Tens of thousands of flag-waving farmers rallied in India’s capital yesterday to protest a government plan to ease rules for obtaining land for industry and development projects.

Prime Minister Narendra Modi has said existing rules, established in 2013 to protect land owners from land grabbing and forced relocation, were creating obstacles that were spooking investors. He and industrial leaders say the rules should be simplified to entice foreign business and boost manufacturing in India.

Rights activists, labor unions and many among India’s hundreds of millions of farmers say the changes effectively trample the rights of the poor. They accuse Modi of catering to corporate interests.

“With the single-minded agenda of kneeling before the corporates ... this government has shown that it simply does not care for the poor and toiling people, for our land, agriculture and nature,” the National Alliance of People’s Movements said in a statement.

The opposition Congress party, in power when the 2013 law was passed, has seized on the issue as it struggles to repair its political image following its stunning election defeat last year to Modi and his Hindu nationalist Bharatiya Janata Party. Both Gandhi family scion Rahul and his mother, party leader Sonia, addressed the farmers in New Delhi yesterday.

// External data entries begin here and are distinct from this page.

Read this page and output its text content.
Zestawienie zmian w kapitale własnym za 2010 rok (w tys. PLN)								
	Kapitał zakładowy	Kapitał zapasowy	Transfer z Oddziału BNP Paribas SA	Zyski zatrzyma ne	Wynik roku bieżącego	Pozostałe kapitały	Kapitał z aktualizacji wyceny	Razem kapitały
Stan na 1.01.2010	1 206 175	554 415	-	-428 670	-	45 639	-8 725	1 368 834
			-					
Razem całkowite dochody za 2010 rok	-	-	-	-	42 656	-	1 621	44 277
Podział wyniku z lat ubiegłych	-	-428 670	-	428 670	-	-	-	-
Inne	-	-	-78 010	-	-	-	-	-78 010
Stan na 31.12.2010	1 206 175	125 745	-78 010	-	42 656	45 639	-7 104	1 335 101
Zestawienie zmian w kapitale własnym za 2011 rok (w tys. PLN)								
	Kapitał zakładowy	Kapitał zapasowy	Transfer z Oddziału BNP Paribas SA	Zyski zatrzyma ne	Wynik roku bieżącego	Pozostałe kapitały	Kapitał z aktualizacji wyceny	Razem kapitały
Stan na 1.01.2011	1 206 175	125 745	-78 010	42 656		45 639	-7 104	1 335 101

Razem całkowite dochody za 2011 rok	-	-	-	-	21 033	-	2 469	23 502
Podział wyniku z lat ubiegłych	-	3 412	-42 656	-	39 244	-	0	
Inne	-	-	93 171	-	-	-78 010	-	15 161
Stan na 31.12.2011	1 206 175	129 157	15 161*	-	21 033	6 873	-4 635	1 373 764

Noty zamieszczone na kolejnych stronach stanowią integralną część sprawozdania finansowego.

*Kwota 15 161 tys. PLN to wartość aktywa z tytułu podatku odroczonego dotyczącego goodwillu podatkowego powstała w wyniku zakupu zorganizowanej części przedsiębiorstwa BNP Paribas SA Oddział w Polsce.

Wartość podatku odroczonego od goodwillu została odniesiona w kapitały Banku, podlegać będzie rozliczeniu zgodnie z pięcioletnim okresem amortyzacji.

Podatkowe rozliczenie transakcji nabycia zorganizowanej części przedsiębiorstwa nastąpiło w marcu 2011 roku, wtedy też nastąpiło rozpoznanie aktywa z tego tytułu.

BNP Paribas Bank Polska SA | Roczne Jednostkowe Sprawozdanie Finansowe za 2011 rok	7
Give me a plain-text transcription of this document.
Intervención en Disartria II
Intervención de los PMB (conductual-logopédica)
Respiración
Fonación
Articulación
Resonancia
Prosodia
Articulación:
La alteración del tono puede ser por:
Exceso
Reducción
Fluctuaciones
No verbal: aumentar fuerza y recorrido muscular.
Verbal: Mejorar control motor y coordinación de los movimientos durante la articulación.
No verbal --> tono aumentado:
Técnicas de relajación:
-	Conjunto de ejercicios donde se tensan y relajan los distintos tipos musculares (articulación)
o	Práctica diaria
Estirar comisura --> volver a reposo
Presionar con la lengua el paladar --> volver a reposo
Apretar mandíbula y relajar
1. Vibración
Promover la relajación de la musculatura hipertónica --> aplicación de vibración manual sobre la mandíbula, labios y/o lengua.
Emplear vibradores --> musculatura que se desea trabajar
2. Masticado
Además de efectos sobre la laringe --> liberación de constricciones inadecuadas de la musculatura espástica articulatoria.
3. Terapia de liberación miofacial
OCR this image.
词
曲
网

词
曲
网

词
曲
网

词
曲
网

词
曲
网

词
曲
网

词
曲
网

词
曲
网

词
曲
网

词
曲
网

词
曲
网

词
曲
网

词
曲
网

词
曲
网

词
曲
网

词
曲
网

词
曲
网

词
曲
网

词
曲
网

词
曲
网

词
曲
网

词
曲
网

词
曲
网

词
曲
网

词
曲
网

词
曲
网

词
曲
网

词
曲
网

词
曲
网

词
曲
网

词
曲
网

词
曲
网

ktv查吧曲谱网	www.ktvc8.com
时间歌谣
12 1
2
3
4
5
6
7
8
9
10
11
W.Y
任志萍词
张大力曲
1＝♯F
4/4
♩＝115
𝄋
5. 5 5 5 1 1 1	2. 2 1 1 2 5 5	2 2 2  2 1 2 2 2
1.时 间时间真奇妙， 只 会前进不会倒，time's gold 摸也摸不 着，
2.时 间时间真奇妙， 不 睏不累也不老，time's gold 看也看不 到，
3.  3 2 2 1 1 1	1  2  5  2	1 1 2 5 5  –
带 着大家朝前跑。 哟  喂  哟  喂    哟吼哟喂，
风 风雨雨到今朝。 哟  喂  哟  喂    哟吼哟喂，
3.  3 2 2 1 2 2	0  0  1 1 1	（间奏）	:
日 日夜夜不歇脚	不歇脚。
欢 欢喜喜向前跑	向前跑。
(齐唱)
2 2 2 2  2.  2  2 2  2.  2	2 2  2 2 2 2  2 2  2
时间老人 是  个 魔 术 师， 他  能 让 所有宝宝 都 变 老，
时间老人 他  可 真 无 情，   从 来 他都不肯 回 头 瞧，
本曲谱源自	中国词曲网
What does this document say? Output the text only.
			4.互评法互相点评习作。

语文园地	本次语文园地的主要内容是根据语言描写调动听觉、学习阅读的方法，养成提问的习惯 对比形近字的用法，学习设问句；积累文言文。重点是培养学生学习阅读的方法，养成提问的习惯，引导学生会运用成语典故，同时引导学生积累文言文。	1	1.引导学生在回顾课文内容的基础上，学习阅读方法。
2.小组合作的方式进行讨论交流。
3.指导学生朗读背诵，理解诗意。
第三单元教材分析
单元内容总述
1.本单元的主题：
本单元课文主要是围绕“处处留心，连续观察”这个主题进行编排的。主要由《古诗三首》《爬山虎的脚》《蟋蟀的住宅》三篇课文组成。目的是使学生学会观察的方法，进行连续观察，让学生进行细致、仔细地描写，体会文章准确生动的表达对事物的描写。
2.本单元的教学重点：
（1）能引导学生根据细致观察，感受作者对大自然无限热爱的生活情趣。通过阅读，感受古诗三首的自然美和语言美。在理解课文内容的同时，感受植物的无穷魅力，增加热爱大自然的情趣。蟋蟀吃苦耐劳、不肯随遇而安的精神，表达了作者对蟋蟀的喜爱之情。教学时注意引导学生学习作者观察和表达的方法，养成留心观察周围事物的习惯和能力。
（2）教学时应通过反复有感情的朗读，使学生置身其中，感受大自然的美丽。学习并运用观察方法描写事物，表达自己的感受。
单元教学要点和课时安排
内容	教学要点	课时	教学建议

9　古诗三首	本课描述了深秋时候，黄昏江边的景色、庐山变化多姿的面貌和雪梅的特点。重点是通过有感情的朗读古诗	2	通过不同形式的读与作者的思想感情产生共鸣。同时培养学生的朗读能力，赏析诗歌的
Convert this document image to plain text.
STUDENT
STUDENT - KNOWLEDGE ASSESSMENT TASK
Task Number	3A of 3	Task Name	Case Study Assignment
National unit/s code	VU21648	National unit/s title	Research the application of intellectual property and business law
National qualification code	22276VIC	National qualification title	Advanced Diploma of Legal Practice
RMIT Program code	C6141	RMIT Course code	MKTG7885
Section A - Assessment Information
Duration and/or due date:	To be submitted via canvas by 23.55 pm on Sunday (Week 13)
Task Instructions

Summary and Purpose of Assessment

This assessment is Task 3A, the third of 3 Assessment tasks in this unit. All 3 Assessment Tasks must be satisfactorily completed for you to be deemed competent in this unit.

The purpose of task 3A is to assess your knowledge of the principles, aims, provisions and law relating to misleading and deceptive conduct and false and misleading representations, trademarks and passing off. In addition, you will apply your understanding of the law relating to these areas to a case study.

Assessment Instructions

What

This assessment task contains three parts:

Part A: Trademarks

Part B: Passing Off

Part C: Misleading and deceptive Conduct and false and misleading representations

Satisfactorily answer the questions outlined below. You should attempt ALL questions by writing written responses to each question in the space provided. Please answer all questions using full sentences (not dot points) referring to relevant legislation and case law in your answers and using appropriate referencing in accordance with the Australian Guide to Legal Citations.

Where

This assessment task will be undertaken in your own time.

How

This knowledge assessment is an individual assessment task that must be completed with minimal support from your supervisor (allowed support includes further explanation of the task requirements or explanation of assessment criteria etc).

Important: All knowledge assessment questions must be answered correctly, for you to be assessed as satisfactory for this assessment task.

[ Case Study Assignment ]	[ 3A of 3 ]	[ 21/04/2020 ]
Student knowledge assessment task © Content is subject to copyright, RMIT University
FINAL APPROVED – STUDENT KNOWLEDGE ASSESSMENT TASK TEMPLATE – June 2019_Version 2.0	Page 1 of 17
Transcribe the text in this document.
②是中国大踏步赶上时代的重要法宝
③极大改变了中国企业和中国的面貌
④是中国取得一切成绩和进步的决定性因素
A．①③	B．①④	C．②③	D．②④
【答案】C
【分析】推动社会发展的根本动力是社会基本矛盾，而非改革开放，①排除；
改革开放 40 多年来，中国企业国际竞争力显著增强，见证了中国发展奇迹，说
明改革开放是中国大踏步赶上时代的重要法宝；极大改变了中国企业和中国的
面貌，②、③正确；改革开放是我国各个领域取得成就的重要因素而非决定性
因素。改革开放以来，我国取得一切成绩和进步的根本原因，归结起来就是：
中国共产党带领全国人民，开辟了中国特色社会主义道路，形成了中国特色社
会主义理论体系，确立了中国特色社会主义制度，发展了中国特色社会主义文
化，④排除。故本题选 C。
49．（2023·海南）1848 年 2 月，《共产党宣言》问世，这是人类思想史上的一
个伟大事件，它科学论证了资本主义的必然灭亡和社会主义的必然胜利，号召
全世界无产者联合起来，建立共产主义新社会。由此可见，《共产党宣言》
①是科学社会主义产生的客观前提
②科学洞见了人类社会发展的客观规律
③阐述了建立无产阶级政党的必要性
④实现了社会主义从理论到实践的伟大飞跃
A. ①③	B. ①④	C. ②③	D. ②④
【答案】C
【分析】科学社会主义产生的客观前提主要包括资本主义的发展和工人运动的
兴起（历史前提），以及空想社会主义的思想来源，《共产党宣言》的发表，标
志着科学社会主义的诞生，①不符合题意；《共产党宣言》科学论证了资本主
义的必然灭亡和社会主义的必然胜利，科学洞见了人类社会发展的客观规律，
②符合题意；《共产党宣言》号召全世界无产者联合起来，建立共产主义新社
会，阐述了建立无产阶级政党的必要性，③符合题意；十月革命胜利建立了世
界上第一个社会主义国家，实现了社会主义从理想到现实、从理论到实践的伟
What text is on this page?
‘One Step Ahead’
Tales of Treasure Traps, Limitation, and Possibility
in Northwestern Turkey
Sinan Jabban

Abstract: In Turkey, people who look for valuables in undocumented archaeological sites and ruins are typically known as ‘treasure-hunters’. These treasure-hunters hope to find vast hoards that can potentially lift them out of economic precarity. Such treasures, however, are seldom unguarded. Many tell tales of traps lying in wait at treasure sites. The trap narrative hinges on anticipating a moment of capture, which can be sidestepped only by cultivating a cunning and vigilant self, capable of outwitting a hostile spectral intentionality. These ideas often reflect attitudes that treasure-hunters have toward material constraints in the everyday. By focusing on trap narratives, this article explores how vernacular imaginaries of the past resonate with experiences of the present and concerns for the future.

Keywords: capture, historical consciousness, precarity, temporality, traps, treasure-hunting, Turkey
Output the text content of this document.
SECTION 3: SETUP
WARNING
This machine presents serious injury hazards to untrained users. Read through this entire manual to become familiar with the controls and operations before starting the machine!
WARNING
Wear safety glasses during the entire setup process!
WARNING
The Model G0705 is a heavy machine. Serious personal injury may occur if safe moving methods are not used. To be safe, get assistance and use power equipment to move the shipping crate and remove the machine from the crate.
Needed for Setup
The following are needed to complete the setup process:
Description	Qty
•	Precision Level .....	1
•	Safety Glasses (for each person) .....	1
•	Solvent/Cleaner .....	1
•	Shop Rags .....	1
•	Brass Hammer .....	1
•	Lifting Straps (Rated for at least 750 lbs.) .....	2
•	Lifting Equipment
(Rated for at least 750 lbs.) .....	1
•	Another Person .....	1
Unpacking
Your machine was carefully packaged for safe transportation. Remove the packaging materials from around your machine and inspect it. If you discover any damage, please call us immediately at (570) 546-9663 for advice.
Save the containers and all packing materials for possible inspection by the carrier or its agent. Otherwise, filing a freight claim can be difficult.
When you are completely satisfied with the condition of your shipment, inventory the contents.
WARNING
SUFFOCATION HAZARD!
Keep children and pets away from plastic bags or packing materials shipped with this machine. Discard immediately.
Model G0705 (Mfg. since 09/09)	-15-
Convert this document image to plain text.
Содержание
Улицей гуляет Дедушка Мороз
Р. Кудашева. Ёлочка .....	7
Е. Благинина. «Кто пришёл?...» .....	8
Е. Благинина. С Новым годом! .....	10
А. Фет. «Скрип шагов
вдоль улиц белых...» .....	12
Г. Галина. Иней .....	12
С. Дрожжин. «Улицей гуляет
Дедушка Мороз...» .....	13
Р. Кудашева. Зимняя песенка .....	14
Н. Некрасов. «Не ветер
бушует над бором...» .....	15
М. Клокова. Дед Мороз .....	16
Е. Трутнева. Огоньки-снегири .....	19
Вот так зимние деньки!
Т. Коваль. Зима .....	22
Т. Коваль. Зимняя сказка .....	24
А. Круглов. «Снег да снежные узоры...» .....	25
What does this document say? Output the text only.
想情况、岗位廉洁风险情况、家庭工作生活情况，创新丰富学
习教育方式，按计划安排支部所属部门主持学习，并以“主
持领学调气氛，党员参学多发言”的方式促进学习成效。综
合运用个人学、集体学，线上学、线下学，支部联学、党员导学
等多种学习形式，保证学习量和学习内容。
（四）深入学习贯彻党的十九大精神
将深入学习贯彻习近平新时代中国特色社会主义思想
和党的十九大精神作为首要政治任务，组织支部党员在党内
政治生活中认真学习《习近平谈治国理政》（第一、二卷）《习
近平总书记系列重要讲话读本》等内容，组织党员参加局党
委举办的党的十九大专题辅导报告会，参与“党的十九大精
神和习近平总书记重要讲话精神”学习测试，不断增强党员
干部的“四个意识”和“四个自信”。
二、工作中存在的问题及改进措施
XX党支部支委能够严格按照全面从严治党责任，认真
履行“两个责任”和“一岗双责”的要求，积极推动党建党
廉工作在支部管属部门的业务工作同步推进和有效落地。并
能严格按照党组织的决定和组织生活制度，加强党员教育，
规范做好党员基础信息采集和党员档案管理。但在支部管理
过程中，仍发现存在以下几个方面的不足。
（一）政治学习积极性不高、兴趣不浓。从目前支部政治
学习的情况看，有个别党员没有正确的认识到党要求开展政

Rahul accused Modi of winning the election with funding from industrialists he now needs to pay back. “How will he pay back the loan now? He will do it by giving your lands to those top industrialists. He wants to weaken the farmers, then snatch their land and give it to his industrialist friends,” Rahul Gandhi, speaking Hindi, told more than 50,000 cheering farmers who came to the rally from all over India.

Former Prime Minister Manmohan Singh said Modi’s order was intended to hurt farmers’ interests, and Sonia Gandhi accused the government of being against farmers.

Just an hour earlier, however, Modi pre-empted the rally by telling his party lawmakers, “Lies are being spread on the land bill by perverted minds. All decisions I am taking are for the welfare of the poor.”

Critics are upset about proposed changes eliminating the requirement of land owners’ approval for acquisitions sought for projects in defense, infrastructure, affordable housing or industrial corridors. The changes would also remove the need for assessing the social impact of such projects and restrictions on buying fertile agricultural land would be removed.